Quatre fois plus vite. L’Arctique, région de glaces entourant le Pôle Nord, s’est réchauffé près de quatre fois plus vite que le reste du monde, lors des quarante dernières années. Telles sont les conclusions pour le moins alarmantes d’une nouvelle étude, publiée ce jeudi, publiée dans la revue Communications Earth & Environment du groupe Nature.
De quoi craindre une sous-estimation des modèles climatiques des pôles, dont le réchauffement a une influence prépondérante sur la hausse du niveau des mers. En cause, l’augmentation des gaz à effet de serre générés par les activités humaines, principalement par les énergies fossiles. La planète a d’ores et déjà déjà gagné près de 1,2°C depuis l’ère pré-industrielle.
Hausse de 0,75°C tous les 10 ans
Si les scientifiques s’accordent depuis longtemps sur le constat d’un réchauffement accéléré de l’Arctique, leurs estimations du phénomène divergent toutefois selon la période ou la définition, plus ou moins étendue, de la zone géographique de l’Arctique, qu’ils choisissent d’étudier.
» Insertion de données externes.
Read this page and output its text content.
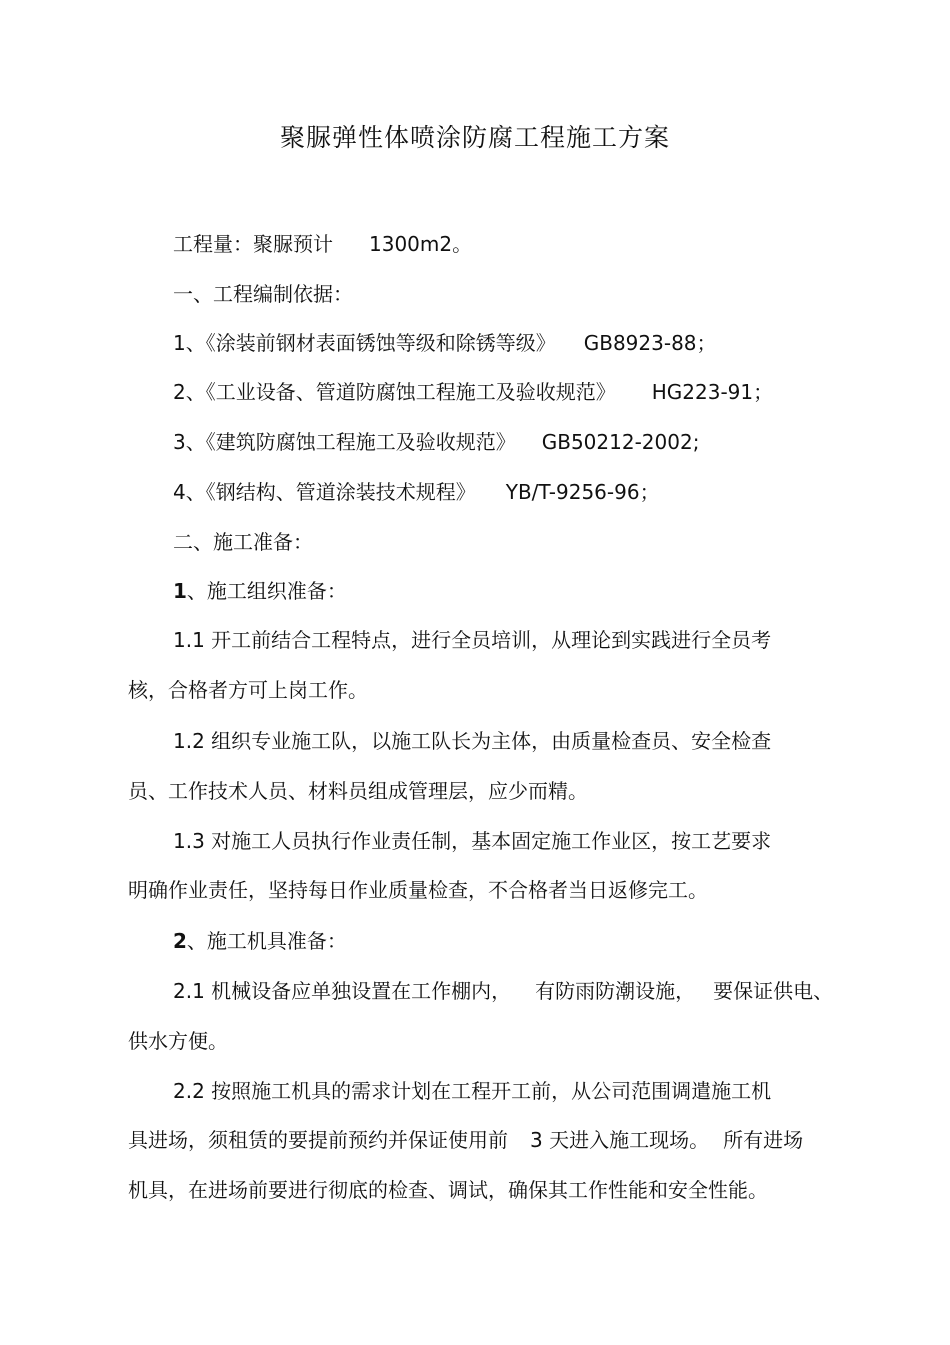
聚脲弹性体喷涂防腐工程施工方案
工程量：聚脲预计 1300m2。
一、工程编制依据：
1、《涂装前钢材表面锈蚀等级和除锈等级》 GB8923-88；
2、《工业设备、管道防腐蚀工程施工及验收规范》 HG223-91；
3、《建筑防腐蚀工程施工及验收规范》 GB50212-2002;
4、《钢结构、管道涂装技术规程》 YB/T-9256-96；
二、施工准备：
1、施工组织准备：
1.1 开工前结合工程特点，进行全员培训，从理论到实践进行全员考
核，合格者方可上岗工作。
1.2 组织专业施工队，以施工队长为主体，由质量检查员、安全检查
员、工作技术人员、材料员组成管理层，应少而精。
1.3 对施工人员执行作业责任制，基本固定施工作业区，按工艺要求
明确作业责任，坚持每日作业质量检查，不合格者当日返修完工。
2、施工机具准备：
2.1 机械设备应单独设置在工作棚内， 有防雨防潮设施， 要保证供电、
供水方便。
2.2 按照施工机具的需求计划在工程开工前，从公司范围调遣施工机
具进场，须租赁的要提前预约并保证使用前 3 天进入施工现场。 所有进场
机具，在进场前要进行彻底的检查、调试，确保其工作性能和安全性能。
En 2019, le panel d’experts du climat des Nations-Unis (Giec) estimait que l’Arctique se réchauffait «de plus du double de la moyenne mondiale», sous l’effet d’un processus spécifique de la région. Il s’agit d’un phénomène, appelé «amplification arctique», qui se produit lorsque la banquise et la neige, qui reflètent naturellement la chaleur du soleil, fondent dans l’eau de mer qui absorbe plus de rayonnement solaire et se réchauffe.
Ces estimations sont nettement revues à la hausse aujourd’hui. Dans la nouvelle étude, les chercheurs, situés en Norvège et en Finlande, ont analysé quatre séries de données de température recueillies sur l’ensemble du cercle arctique par des satellites depuis 1979 – année où les données satellitaires sont devenues disponibles. Ils en ont conclu que l’Arctique s’est réchauffé en moyenne de 0,75 °C tous les dix ans, soit près de quatre fois plus vite que le reste de la planète. «J’ai été surpris que notre conclusion soit bien plus élevée que le chiffre habituel», affirme à l’AFP Antti Lipponen, membre de l’Institut finlandais de météorologie et coauteur de l’étude.
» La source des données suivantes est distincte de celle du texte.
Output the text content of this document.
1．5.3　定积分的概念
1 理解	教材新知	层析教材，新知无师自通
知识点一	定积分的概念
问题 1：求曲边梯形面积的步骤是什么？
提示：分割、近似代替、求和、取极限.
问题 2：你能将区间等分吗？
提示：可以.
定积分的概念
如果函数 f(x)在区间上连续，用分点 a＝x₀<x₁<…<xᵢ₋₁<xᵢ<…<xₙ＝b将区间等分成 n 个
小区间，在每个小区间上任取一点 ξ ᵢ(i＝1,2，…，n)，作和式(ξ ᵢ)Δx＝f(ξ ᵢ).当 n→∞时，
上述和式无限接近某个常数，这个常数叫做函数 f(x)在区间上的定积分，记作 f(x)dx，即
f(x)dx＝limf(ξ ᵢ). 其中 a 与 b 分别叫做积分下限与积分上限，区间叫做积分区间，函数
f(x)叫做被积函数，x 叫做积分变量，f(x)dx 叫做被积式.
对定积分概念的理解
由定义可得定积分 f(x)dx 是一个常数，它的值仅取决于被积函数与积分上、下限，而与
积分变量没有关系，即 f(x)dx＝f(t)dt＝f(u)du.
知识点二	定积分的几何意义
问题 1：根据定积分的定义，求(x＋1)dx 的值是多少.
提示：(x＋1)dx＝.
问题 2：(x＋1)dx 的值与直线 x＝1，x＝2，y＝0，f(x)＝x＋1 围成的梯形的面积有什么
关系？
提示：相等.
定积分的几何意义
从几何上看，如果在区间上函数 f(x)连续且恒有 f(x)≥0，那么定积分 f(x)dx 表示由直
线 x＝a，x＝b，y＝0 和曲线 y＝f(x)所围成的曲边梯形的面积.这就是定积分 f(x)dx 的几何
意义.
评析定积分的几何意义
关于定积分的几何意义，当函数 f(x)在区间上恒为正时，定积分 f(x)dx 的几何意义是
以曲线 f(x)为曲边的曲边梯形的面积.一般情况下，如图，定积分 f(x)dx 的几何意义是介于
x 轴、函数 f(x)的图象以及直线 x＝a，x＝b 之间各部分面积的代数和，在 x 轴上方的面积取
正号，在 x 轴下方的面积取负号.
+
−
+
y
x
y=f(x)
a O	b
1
Précisons toutefois que l’enquête a relevé d’importantes variations locales du taux de réchauffement au sein du cercle arctique. Par exemple, le secteur eurasien de l’océan Arctique, près de l’archipel norvégien de Svalbard et celui russe de Nouvelle-Zemble, s’est réchauffé de 1,25°C par décennie, soit environ sept fois plus vite que le reste du monde.
Élévation du niveau des océans de 40 à 80 cm d’ici 2100
L’équipe a constaté que les modèles climatiques les plus en pointe prévoyaient un réchauffement de l’Arctique inférieur d’environ un tiers à ce que démontrent leurs propres données. Cet écart, selon eux, pourrait s’expliquer par l’obsolescence des précédentes modélisations du climat arctique, en perfectionnement constant. «La prochaine étape serait peut-être de jeter un œil sur ces modèles, de voir pourquoi ils ne prévoient pas ce que nous constatons dans les observations et quel impact cela a sur les futures projections climatiques», a pointé Antti Lipponen.
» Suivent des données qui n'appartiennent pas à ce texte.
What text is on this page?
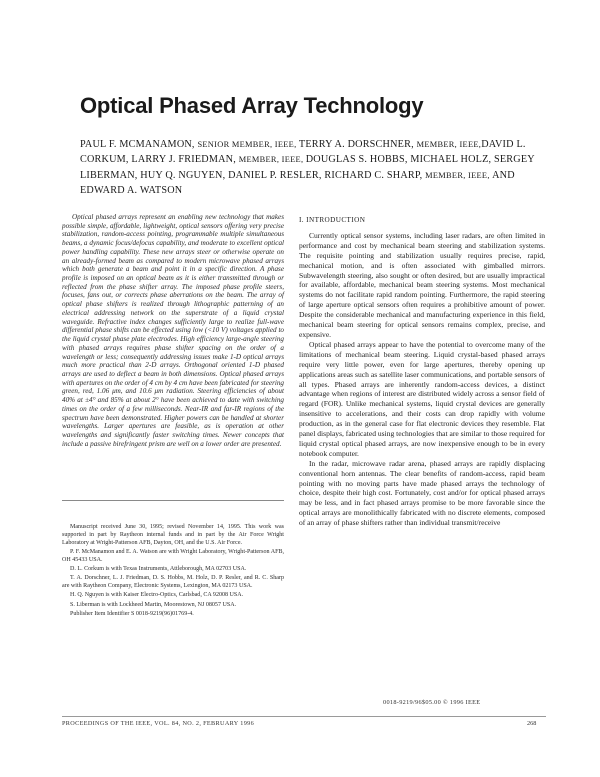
Optical Phased Array Technology
PAUL F. MCMANAMON, SENIOR MEMBER, IEEE, TERRY A. DORSCHNER, MEMBER, IEEE,DAVID L. CORKUM, LARRY J. FRIEDMAN, MEMBER, IEEE, DOUGLAS S. HOBBS, MICHAEL HOLZ, SERGEY LIBERMAN, HUY Q. NGUYEN, DANIEL P. RESLER, RICHARD C. SHARP, MEMBER, IEEE, AND EDWARD A. WATSON

Optical phased arrays represent an enabling new technology that makes possible simple, affordable, lightweight, optical sensors offering very precise stabilization, random-access pointing, programmable multiple simultaneous beams, a dynamic focus/defocus capability, and moderate to excellent optical power handling capability. These new arrays steer or otherwise operate on an already-formed beam as compared to modern microwave phased arrays which both generate a beam and point it in a specific direction. A phase profile is imposed on an optical beam as it is either transmitted through or reflected from the phase shifter array. The imposed phase profile steers, focuses, fans out, or corrects phase aberrations on the beam. The array of optical phase shifters is realized through lithographic patterning of an electrical addressing network on the superstrate of a liquid crystal waveguide. Refractive index changes sufficiently large to realize full-wave differential phase shifts can be effected using low (<10 V) voltages applied to the liquid crystal phase plate electrodes. High efficiency large-angle steering with phased arrays requires phase shifter spacing on the order of a wavelength or less; consequently addressing issues make 1-D optical arrays much more practical than 2-D arrays. Orthogonal oriented 1-D phased arrays are used to deflect a beam in both dimensions. Optical phased arrays with apertures on the order of 4 cm by 4 cm have been fabricated for steering green, red, 1.06 μm, and 10.6 μm radiation. Steering efficiencies of about 40% at ±4° and 85% at about 2° have been achieved to date with switching times on the order of a few milliseconds. Near-IR and far-IR regions of the spectrum have been demonstrated. Higher powers can be handled at shorter wavelengths. Larger apertures are feasible, as is operation at other wavelengths and significantly faster switching times. Newer concepts that include a passive birefringent prism are well on a lower order are presented.

Manuscript received June 30, 1995; revised November 14, 1995. This work was supported in part by Raytheon internal funds and in part by the Air Force Wright Laboratory at Wright-Patterson AFB, Dayton, OH, and the U.S. Air Force.

P. F. McManamon and E. A. Watson are with Wright Laboratory, Wright-Patterson AFB, OH 45433 USA.

D. L. Corkum is with Texas Instruments, Attleborough, MA 02703 USA.

T. A. Dorschner, L. J. Friedman, D. S. Hobbs, M. Holz, D. P. Resler, and R. C. Sharp are with Raytheon Company, Electronic Systems, Lexington, MA 02173 USA.

H. Q. Nguyen is with Kaiser Electro-Optics, Carlsbad, CA 92008 USA.

S. Liberman is with Lockheed Martin, Moorestown, NJ 08057 USA.

Publisher Item Identifier S 0018-9219(96)01769-4.

I. INTRODUCTION

Currently optical sensor systems, including laser radars, are often limited in performance and cost by mechanical beam steering and stabilization systems. The requisite pointing and stabilization usually requires precise, rapid, mechanical motion, and is often associated with gimballed mirrors. Subwavelength steering, also sought or often desired, but are usually impractical for available, affordable, mechanical beam steering systems. Most mechanical systems do not facilitate rapid random pointing. Furthermore, the rapid steering of large aperture optical sensors often requires a prohibitive amount of power. Despite the considerable mechanical and manufacturing experience in this field, mechanical beam steering for optical sensors remains complex, precise, and expensive.

Optical phased arrays appear to have the potential to overcome many of the limitations of mechanical beam steering. Liquid crystal-based phased arrays require very little power, even for large apertures, thereby opening up applications areas such as satellite laser communications, and portable sensors of all types. Phased arrays are inherently random-access devices, a distinct advantage when regions of interest are distributed widely across a sensor field of regard (FOR). Unlike mechanical systems, liquid crystal devices are generally insensitive to accelerations, and their costs can drop rapidly with volume production, as in the general case for flat electronic devices they resemble. Flat panel displays, fabricated using technologies that are similar to those required for liquid crystal optical phased arrays, are now inexpensive enough to be in every notebook computer.

In the radar, microwave radar arena, phased arrays are rapidly displacing conventional horn antennas. The clear benefits of random-access, rapid beam pointing with no moving parts have made phased arrays the technology of choice, despite their high cost. Fortunately, cost and/or for optical phased arrays may be less, and in fact phased arrays promise to be more favorable since the optical arrays are monolithically fabricated with no discrete elements, composed of an array of phase shifters rather than individual transmit/receive

0018-9219/96$05.00 © 1996 IEEE
PROCEEDINGS OF THE IEEE, VOL. 84, NO. 2, FEBRUARY 1996	268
Le réchauffement intense de l’Arctique aura un grave impact sur les habitants et sur la faune locale, qui dépend de la continuité de la glace de mer pour chasser, mais aura également des répercussions mondiales. «Le changement climatique est causé par l’homme et à mesure que l’Arctique se réchauffe, ses glaciers vont fondre, ce qui aura une incidence globale sur le niveau des mers», a rappelé le chercheur. «Il se passe quelque chose dans l’Arctique et cela nous affectera tous», renchérit-il.
La fonte de la calotte glaciaire est l’une des causes principales de la hausse du niveau de la mer, devant la fonte des glaciers et l’expansion de l’océan sous l’effet du réchauffement de l’eau. La fonte de la banquise – la glace sur les océans – n’élève guère le niveau de la mer. Aux dires du Giec, le niveau de la mer est monté de 20 cm depuis 1900. Or le rythme de cette hausse a presque triplé depuis 1990 et, selon les scénarios, les océans pourraient encore gagner 40 à 85 cm d’ici la fin du siècle. Enfin, la calotte glaciaire du Groenland, qui pourrait approcher du «point de bascule» de la fonte selon des études récentes, contient une quantité d’eau glacée capable d’élever le niveau des océans de la Terre jusqu’à six mètres.